Pub.L. No. 105-61, § 634, 111 Stat. 1272, 1316 (Oct. 10, 1997). The Harkin Amendment clarified that references to "forced labor" and "child labor" in section 307 include "forced or indentured child labor." Unfortunately for plaintiffs, however, neither Amendment altered the fact that section 307 subordinates human rights concerns to the availability of the goods at issue by means of domestic production.
As defendant points out, efforts to excise the domestic production exception from the text of the statute have repeatedly proven unsuccessful. See, e.g., S. 1684, 145 Cong. Rec. S11879 (Oct. 4, 1999), available at 1999 WL 785710; Amendment No. 2371; 145 Cong. Rec. S13431, S13449 (Oct. 28, 1999), available at 1999 WL 979384; Amendment No. 2502; Cong. Rec. S13693, S13716 (Nov. 2, 1999), available at 1999 WL 992619.
Plaintiffs also argue that Customs has not uniformly applied the domestic consumption exception in other section 307 cases, and that imports from other countries which are not derived from forced labor should be considered as substitutes for domestic production in cases such as this.

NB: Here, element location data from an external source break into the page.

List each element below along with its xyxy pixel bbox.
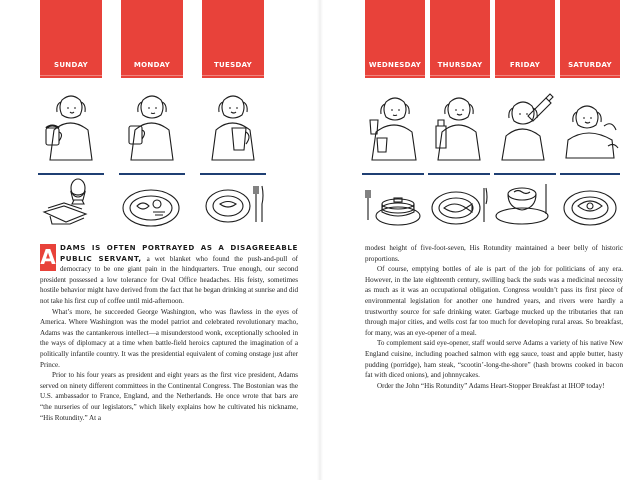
banner-friday: [495, 0, 555, 78]
adams-bottle-swig-portrait-icon: [494, 90, 556, 164]
day-label-monday: MONDAY: [133, 61, 171, 69]
lead-in-text: DAMS IS OFTEN PORTRAYED AS A DISAGREEABLE PUBLIC SERVANT,: [60, 243, 298, 263]
paragraph: To complement said eye-opener, staff would serve Adams a variety of his native New England cuisine, including poached salmon with egg sauce, toast and apple butter, hasty pudding (porridge), ham steak, “scootin’-long-the-shore” (hash browns cooked in bacon fat with diced onions), and johnnycakes.: [365, 339, 623, 380]
drop-cap: A: [40, 245, 56, 269]
paragraph: What’s more, he succeeded George Washington, who was flawless in the eyes of America. Where Washington was the model patriot and celebrated revolutionary macho, Adams was the cantankerous intellect—a misunderstood wonk, exceptionally schooled in the ways of diplomacy at a time when battle-field heroics captured the imagination of a politically infantile country. It was the presidential equivalent of coming onstage just after Prince.: [40, 307, 298, 369]
paragraph: Order the John “His Rotundity” Adams Heart-Stopper Breakfast at IHOP today!: [377, 381, 605, 390]
underline-rule: [494, 173, 556, 175]
porridge-bowl-icon: [492, 178, 556, 230]
adams-reclining-portrait-icon: [560, 90, 622, 164]
day-label-friday: FRIDAY: [509, 61, 541, 69]
adams-mug-portrait-icon: [40, 90, 102, 164]
banner-wednesday: [365, 0, 425, 78]
banner-tuesday: [202, 0, 264, 78]
salmon-plate-icon: [426, 178, 490, 230]
left-text-column: [40, 243, 298, 423]
underline-rule: [200, 173, 266, 175]
underline-rule: [428, 173, 490, 175]
fork-knife-plate-icon: [200, 178, 264, 230]
adams-pitcher-portrait-icon: [202, 90, 264, 164]
banner-thursday: [430, 0, 490, 78]
paragraph: Prior to his four years as president and eight years as the first vice president, Adams served on ninety different committees in the Continental Congress. The Bostonian was the U.S. ambassador to France, England, and the Netherlands. He once wrote that bars are “the nurseries of our legislators,” which likely explains how he cultivated his nickname, “His Rotundity.” At a: [40, 371, 298, 422]
paragraph-text: a wet blanket who found the push-and-pull of democracy to be one giant pain in the hindquarters. True enough, our second president possessed a low tolerance for Oval Office headaches. His feisty, sometimes hostile behavior might have derived from the fact that he began drinking at sunrise and did not take his first cup of coffee until mid-afternoon.: [40, 254, 298, 305]
egg-cup-and-toast-icon: [38, 178, 102, 230]
underline-rule: [362, 173, 424, 175]
day-label-thursday: THURSDAY: [437, 61, 483, 69]
pancake-stack-icon: [360, 178, 424, 230]
day-label-wednesday: WEDNESDAY: [368, 61, 422, 69]
page-gutter: [317, 0, 323, 480]
paragraph: modest height of five-foot-seven, His Rotundity maintained a beer belly of historic proportions.: [365, 244, 623, 263]
paragraph: [40, 243, 298, 307]
day-label-saturday: SATURDAY: [568, 61, 612, 69]
breakfast-plate-icon: [119, 178, 183, 230]
underline-rule: [38, 173, 104, 175]
ham-plate-icon: [558, 178, 622, 230]
adams-glass-portrait-icon: [362, 90, 424, 164]
adams-bottle-portrait-icon: [428, 90, 490, 164]
adams-mug-portrait-icon: [121, 90, 183, 164]
banner-monday: [121, 0, 183, 78]
banner-sunday: [40, 0, 102, 78]
right-text-column: [365, 243, 623, 391]
underline-rule: [119, 173, 185, 175]
underline-rule: [560, 173, 620, 175]
day-label-tuesday: TUESDAY: [213, 61, 252, 69]
paragraph: Of course, emptying bottles of ale is part of the job for politicians of any era. However, in the late eighteenth century, swilling back the suds was a medicinal necessity as much as it was an occupational obligation. Congress wouldn’t pass its first piece of environmental legislation for another one hundred years, and rivers were hardly a trustworthy source for safe drinking water. Garbage mucked up the tributaries that ran through major cities, and wells cost far too much for developing rural areas. So breakfast, for many, was an eye-opener of a meal.: [365, 265, 623, 337]
day-label-sunday: SUNDAY: [53, 61, 88, 69]
banner-saturday: [560, 0, 620, 78]
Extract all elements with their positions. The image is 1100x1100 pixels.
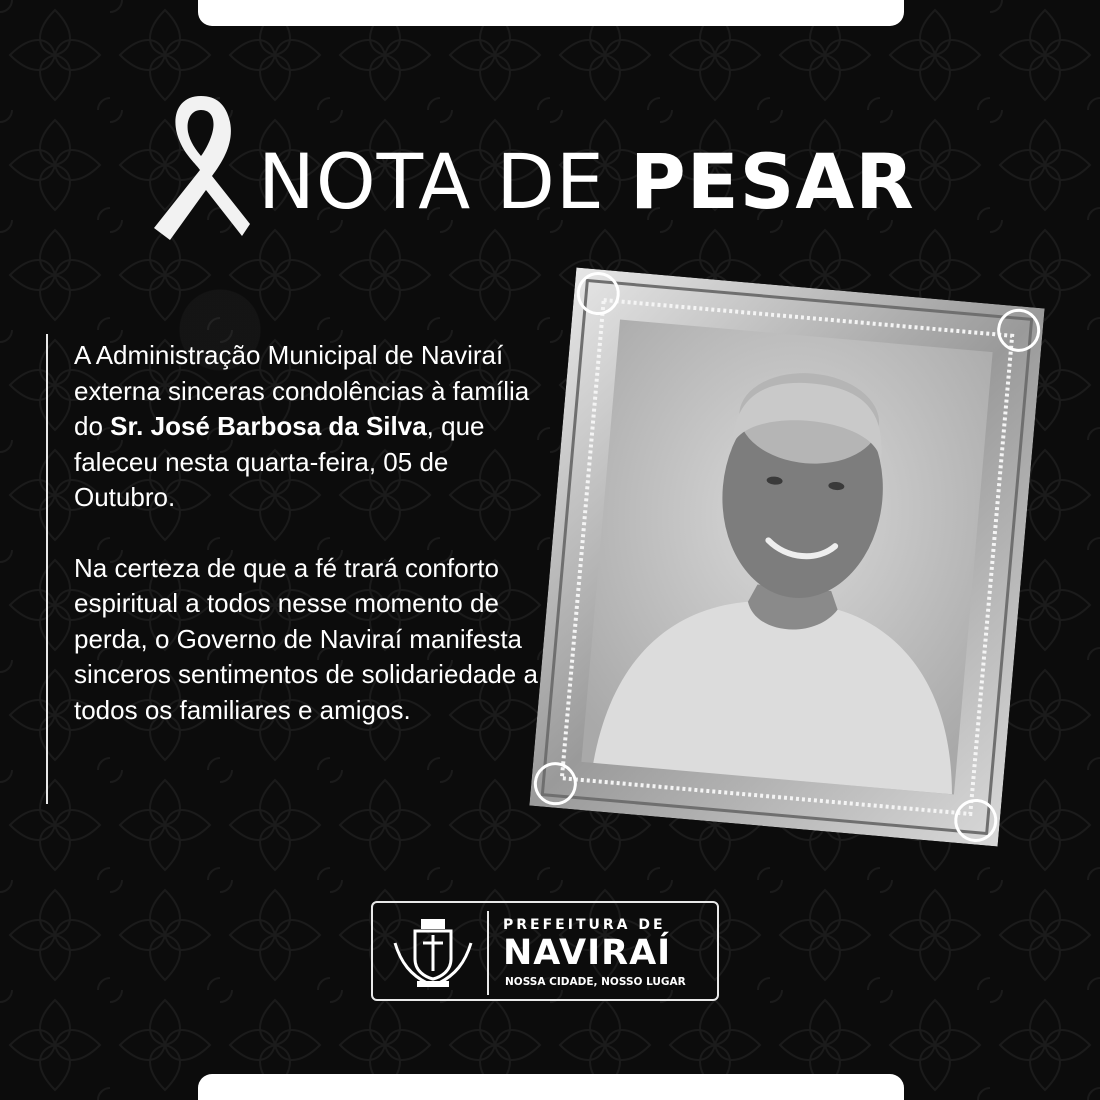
title-light: NOTA DE — [258, 137, 631, 226]
prefeitura-logo — [371, 901, 719, 1001]
mourning-ribbon-icon — [146, 90, 256, 255]
p1-end: , que faleceu nesta quarta-feira, 05 de Outubro. — [74, 411, 485, 512]
title-bold: PESAR — [630, 137, 915, 226]
bottom-white-bar — [198, 1074, 904, 1100]
logo-line-2: NAVIRAÍ — [503, 933, 672, 973]
framed-portrait-photo — [529, 268, 1044, 847]
logo-divider — [487, 911, 489, 995]
condolence-text — [74, 338, 544, 728]
paragraph-1 — [74, 338, 544, 516]
deceased-name: Sr. José Barbosa da Silva — [110, 411, 427, 441]
paragraph-2: Na certeza de que a fé trará conforto espiritual a todos nesse momento de perda, o Governo de Naviraí manifesta sinceros sentimentos de solidariedade a todos os familiares e amigos. — [74, 552, 538, 725]
logo-slogan: NOSSA CIDADE, NOSSO LUGAR — [505, 976, 686, 988]
p1-intro: A Administração Municipal de Naviraí externa sinceras condolências à família do — [74, 340, 530, 441]
logo-line-1: PREFEITURA DE — [503, 917, 666, 933]
page-title — [258, 132, 915, 232]
portrait-frame — [529, 268, 1044, 847]
city-crest-icon — [387, 913, 479, 991]
text-accent-line — [46, 334, 48, 804]
top-white-bar — [198, 0, 904, 26]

Plaintiffs first cite to Customs' action regarding the detention of bidi cigarettes from India, which were found to be produced by indentured child labor, even though there was no domestic production of bidi cigarettes. Pl's Memo in Opp to Def's Mot. to Dismiss, at 31, n. 29 (citing Sen. Rep. 106-500, 2000 WL 1517014 (June 2000)). As defendant correctly responds, however, Customs found a reasonable substitute produced domestically in sufficient quantities to satisfy domestic demand. Def's Reply in Support of Mot. to Dismiss, at 14 (citing China Diesel Imports, Inc. v. United States, 18 CIT 515, 870 F. Supp. at 351, n. 8 (1994) ("merchandise need not be identical or even nearly so, but merely a substitute that would generally be acceptable to the purchaser")). In the case at hand, no reasonable domestic substitute has been identified.
Lastly, plaintiffs argue that voluntary non-domestic production of cocoa is available, and should be counted towards the consumptive demand requirement. This argument is also unavailing. The statutory language is clear in that it requires goods which are "mined, produced, or manufactured in such quantities in the United States as to meet the consumptive demands of the United States" in order for the exception not to apply. 19 U.S.C. § 1307. For the court to read the availability of imports into this clear language would be an impermissible expansion of the statutory text.
Because plaintiffs have not established a redressable injury-in-fact, they cannot satisfy the requirements of Article III standing. Thus, the court need discuss neither prudential standing nor the timeliness of the instant action. Accordingly, it is hereby
ORDERED that this action is dismissed for lack of standing.